In a recently published book about Operation Anaconda and U.S. military operations in Afghanistan, Not a Good Day to Die (Berkley Hardcover, 2005), award-winning Army Times journalist Sean Naylor details how the bloodiest battle of the Afghan war unfolded, why intelligence and planning failures nearly led to the defeat of American forces, and how Delta Force and SEAL commandos penetrated enemy lines and saved the mission. Naylor was embedded with U.S. troops in the Shahikot mountains in 2002 and was an eyewitness to the combat against Al Qaeda and the Taliban there.

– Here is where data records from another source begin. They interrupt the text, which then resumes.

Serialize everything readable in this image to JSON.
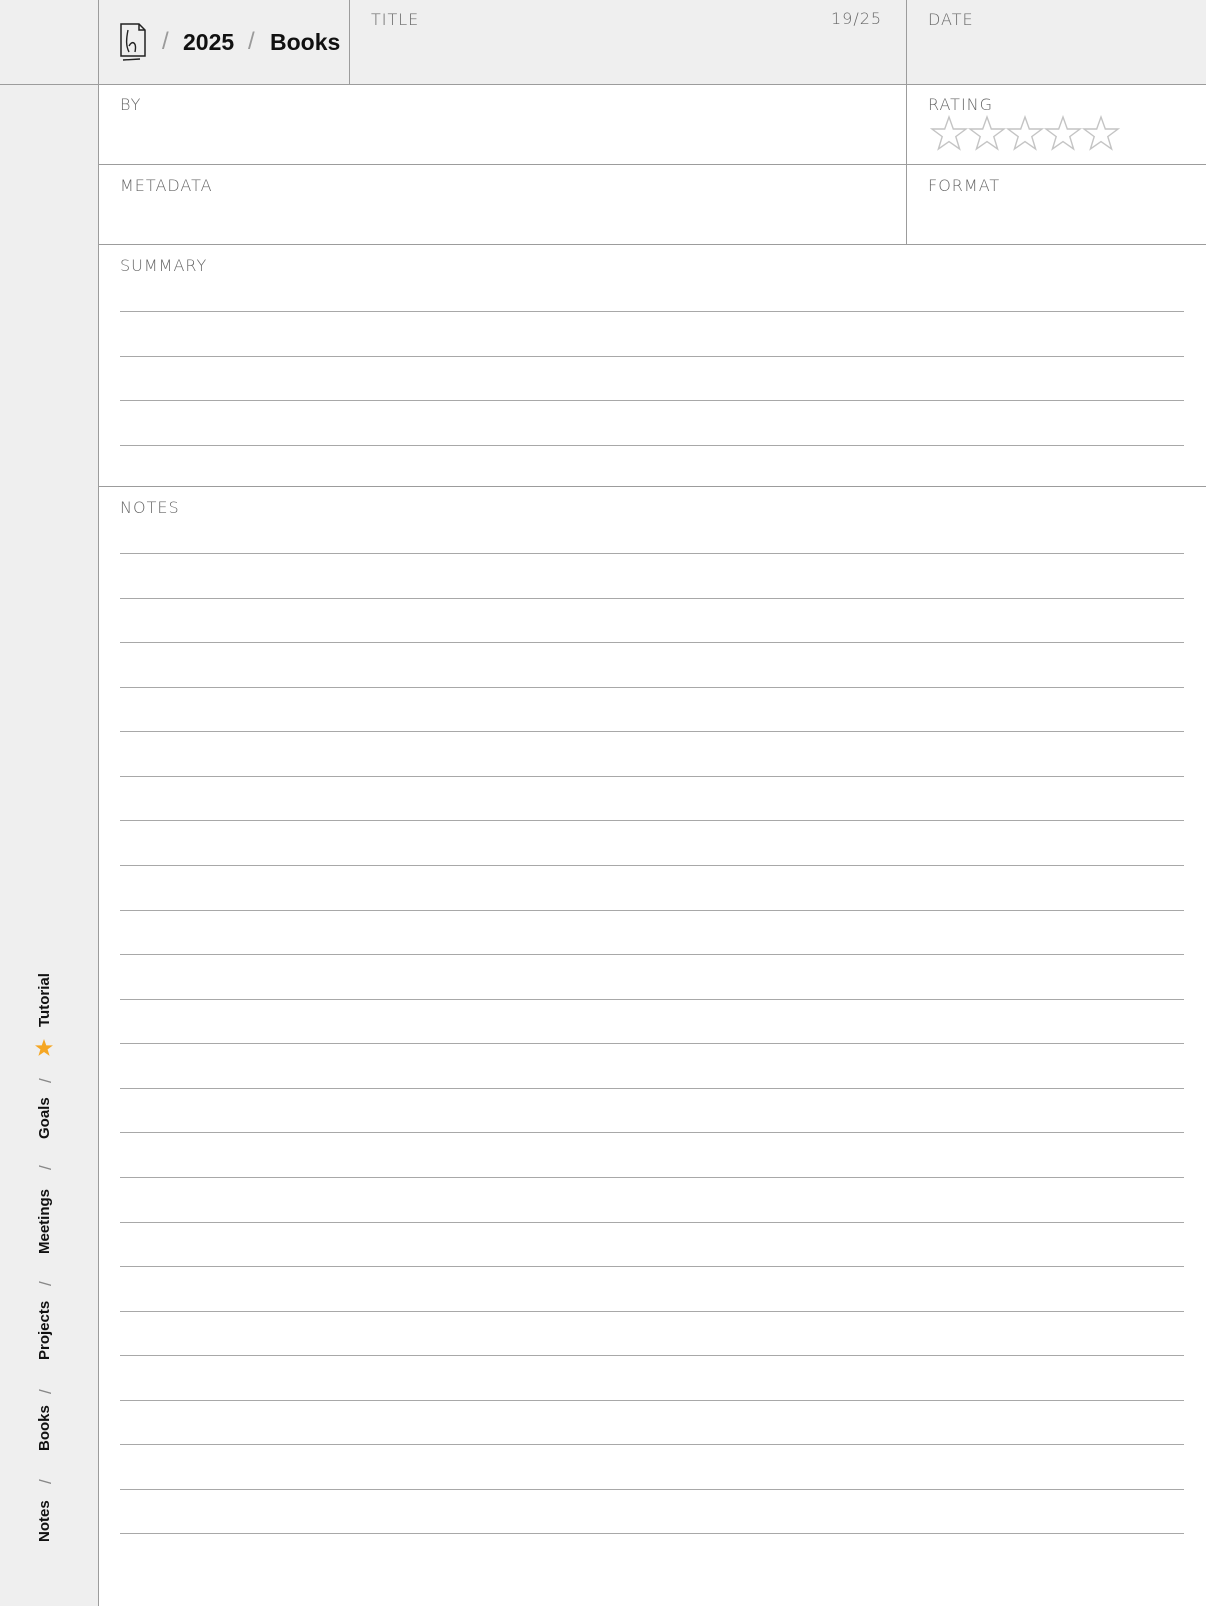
{
  "header": {
    "breadcrumb": {
      "year": "2025",
      "section": "Books",
      "separator": "/"
    },
    "title_label": "TITLE",
    "page_counter": "19/25",
    "date_label": "DATE"
  },
  "fields": {
    "by_label": "BY",
    "rating_label": "RATING",
    "rating": {
      "value": 0,
      "max": 5
    },
    "metadata_label": "METADATA",
    "format_label": "FORMAT",
    "summary_label": "SUMMARY",
    "notes_label": "NOTES"
  },
  "sidebar": {
    "tabs": [
      {
        "label": "Notes"
      },
      {
        "label": "Books"
      },
      {
        "label": "Projects"
      },
      {
        "label": "Meetings"
      },
      {
        "label": "Goals"
      },
      {
        "label": "Tutorial",
        "icon": "star-icon",
        "icon_color": "#f5a623"
      }
    ],
    "separator": "/"
  },
  "colors": {
    "header_bg": "#efefef",
    "border": "#9c9c9c",
    "star_outline": "#c4c4c4",
    "accent": "#f5a623"
  }
}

Naylor's remarks will be followed by a discussion with Frederick W. Kagan, associate professor of military history at the U.S. Military Academy at West Point, and Kalev Sepp, coauthor of the official U.S. Army study on special operations in the Afghan war and assistant professor at the Center on Terrorism and Irregular Warfare at the Naval Postgraduate School. AEI resident fellow Thomas Donnelly will serve as moderator.